Has anyone ran their punch 75, not punch 75hd in 2 ohms mono. I know it says 2 ohm stereo, but my subs are old school Kicker serarates c12 4 ohms. Otherwise i'll either run stereo 4 ohms or buy different subs. What you think. Thanks for any info.


----------



## Jagged Corn Flakes (Sep 10, 2013)

I would suggest listening to the manufacturer recommendations if you want your amp to last.


----------



## kmbkk (Jun 11, 2011)

fishkiller said:


> Has anyone ran their punch 75, not punch 75hd in 2 ohms mono. I know it says 2 ohm stereo, but my subs are old school Kicker serarates c12 4 ohms. Otherwise i'll either run stereo 4 ohms or buy different subs. What you think. Thanks for any info.

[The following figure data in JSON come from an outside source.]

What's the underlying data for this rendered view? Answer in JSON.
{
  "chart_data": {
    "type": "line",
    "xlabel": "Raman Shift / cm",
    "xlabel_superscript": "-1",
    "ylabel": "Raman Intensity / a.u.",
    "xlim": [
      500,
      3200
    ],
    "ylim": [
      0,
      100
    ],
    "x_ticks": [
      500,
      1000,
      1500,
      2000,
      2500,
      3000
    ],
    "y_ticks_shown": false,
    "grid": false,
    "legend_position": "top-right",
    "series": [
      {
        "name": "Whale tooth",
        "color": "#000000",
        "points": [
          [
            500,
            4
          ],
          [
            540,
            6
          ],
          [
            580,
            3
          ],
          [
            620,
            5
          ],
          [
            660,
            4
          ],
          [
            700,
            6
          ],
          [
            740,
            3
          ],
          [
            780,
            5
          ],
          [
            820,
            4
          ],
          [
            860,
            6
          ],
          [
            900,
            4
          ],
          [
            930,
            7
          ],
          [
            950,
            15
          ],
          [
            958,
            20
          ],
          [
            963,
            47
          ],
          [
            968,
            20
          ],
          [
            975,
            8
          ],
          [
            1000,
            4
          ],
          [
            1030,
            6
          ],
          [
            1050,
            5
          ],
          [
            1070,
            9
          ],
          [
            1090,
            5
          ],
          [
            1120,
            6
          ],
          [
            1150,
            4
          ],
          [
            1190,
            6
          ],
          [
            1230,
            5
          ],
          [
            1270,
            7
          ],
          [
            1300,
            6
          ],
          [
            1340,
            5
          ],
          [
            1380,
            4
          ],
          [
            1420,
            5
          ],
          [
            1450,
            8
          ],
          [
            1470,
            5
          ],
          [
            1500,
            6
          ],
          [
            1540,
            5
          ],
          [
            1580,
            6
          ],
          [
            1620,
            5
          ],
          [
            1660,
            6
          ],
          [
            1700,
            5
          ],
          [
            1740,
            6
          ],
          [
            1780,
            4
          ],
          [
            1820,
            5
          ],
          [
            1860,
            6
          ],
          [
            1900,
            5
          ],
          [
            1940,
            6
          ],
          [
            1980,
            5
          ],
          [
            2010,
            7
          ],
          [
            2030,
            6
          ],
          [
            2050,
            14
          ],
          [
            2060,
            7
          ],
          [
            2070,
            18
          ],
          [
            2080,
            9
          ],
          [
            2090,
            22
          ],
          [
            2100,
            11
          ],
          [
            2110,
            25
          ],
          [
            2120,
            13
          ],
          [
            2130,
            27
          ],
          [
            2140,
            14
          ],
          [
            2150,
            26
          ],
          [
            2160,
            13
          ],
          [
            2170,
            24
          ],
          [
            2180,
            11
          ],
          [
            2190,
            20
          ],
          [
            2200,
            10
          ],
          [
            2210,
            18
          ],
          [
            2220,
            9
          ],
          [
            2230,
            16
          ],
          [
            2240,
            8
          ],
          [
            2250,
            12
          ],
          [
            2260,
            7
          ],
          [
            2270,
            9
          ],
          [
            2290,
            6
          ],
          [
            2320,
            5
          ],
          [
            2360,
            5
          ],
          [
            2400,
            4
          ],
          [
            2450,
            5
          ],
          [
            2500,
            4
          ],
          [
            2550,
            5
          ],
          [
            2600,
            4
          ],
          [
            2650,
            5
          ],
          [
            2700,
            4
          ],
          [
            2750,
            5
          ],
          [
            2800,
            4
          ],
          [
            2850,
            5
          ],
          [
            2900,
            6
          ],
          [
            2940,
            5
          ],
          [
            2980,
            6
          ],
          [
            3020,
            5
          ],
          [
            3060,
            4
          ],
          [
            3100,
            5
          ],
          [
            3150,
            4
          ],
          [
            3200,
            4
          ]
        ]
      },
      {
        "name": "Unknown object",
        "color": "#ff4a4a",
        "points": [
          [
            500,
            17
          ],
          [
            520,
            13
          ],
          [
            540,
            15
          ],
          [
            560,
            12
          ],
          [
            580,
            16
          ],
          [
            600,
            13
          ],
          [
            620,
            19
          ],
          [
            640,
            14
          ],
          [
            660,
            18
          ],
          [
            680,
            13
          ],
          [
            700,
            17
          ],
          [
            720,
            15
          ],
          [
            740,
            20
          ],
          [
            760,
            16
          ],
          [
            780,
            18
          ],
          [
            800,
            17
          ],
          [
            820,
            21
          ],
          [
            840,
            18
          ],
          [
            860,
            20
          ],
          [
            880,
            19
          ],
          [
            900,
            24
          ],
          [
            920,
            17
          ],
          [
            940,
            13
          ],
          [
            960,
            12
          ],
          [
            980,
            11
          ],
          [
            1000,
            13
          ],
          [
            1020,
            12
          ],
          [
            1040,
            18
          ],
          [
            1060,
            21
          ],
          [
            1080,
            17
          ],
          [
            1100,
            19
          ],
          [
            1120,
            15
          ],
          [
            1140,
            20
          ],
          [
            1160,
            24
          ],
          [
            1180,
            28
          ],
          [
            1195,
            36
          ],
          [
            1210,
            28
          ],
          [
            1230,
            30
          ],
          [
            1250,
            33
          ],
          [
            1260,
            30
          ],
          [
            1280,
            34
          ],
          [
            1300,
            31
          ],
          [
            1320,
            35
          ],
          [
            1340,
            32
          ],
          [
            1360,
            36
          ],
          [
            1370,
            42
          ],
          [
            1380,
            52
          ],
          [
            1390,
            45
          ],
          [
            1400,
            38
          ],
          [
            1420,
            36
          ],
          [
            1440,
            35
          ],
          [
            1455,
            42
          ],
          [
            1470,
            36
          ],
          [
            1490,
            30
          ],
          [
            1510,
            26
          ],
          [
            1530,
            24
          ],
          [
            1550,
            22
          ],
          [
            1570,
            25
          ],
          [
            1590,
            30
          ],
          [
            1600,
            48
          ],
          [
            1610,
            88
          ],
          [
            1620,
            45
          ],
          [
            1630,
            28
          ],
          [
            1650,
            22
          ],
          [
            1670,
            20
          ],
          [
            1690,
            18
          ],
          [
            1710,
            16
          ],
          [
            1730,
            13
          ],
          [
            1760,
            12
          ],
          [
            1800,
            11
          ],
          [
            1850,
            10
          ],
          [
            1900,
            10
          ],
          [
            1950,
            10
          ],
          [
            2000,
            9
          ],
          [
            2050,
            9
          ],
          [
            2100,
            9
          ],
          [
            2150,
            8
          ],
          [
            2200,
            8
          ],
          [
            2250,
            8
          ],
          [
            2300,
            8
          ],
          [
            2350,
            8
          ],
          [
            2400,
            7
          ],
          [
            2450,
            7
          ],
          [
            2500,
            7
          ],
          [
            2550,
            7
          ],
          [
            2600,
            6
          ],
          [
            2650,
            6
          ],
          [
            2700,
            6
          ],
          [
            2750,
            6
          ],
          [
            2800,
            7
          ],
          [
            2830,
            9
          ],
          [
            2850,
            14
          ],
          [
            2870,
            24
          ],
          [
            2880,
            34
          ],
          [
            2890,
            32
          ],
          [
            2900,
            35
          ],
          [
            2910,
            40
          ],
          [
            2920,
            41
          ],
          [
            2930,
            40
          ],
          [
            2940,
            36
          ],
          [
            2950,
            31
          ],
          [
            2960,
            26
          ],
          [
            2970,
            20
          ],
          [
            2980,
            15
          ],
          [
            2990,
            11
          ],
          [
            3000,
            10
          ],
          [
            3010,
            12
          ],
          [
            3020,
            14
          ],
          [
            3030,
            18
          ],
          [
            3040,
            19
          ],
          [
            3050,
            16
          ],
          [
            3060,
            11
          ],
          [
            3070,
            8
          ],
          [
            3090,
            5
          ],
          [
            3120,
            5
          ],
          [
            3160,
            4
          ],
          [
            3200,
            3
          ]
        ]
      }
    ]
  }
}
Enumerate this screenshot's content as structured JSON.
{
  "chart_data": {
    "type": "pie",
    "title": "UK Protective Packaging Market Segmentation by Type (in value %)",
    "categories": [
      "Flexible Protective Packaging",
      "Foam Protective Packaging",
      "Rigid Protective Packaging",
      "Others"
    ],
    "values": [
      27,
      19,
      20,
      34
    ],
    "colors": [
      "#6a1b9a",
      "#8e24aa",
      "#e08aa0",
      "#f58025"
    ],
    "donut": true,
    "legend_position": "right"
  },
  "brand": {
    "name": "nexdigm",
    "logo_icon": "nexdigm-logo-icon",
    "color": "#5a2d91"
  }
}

I used to own a Punch 45 and ran it 2 ohm mono on 2 12's. It got warm but never failed me. It was almost impossible to blow the old RF Punch amps.


----------



## fishkiller (Oct 2, 2013)

I was checking em out how to repair them, seems simple enough if i did burn it up running 2 ohms. Thinking just run one punch on each sub now. Just dont want the lights to dim dont know how starving these amps are.


----------



## SUX 2BU (Oct 27, 2008)

2 ohm mono was often done with those amps, but that was when their components were 20-25 years newer  I too ran a P45HD on a pair of Punch 12s back in the day 2 ohm mono and it never failed on me. Just give it lots of cooling room.


----------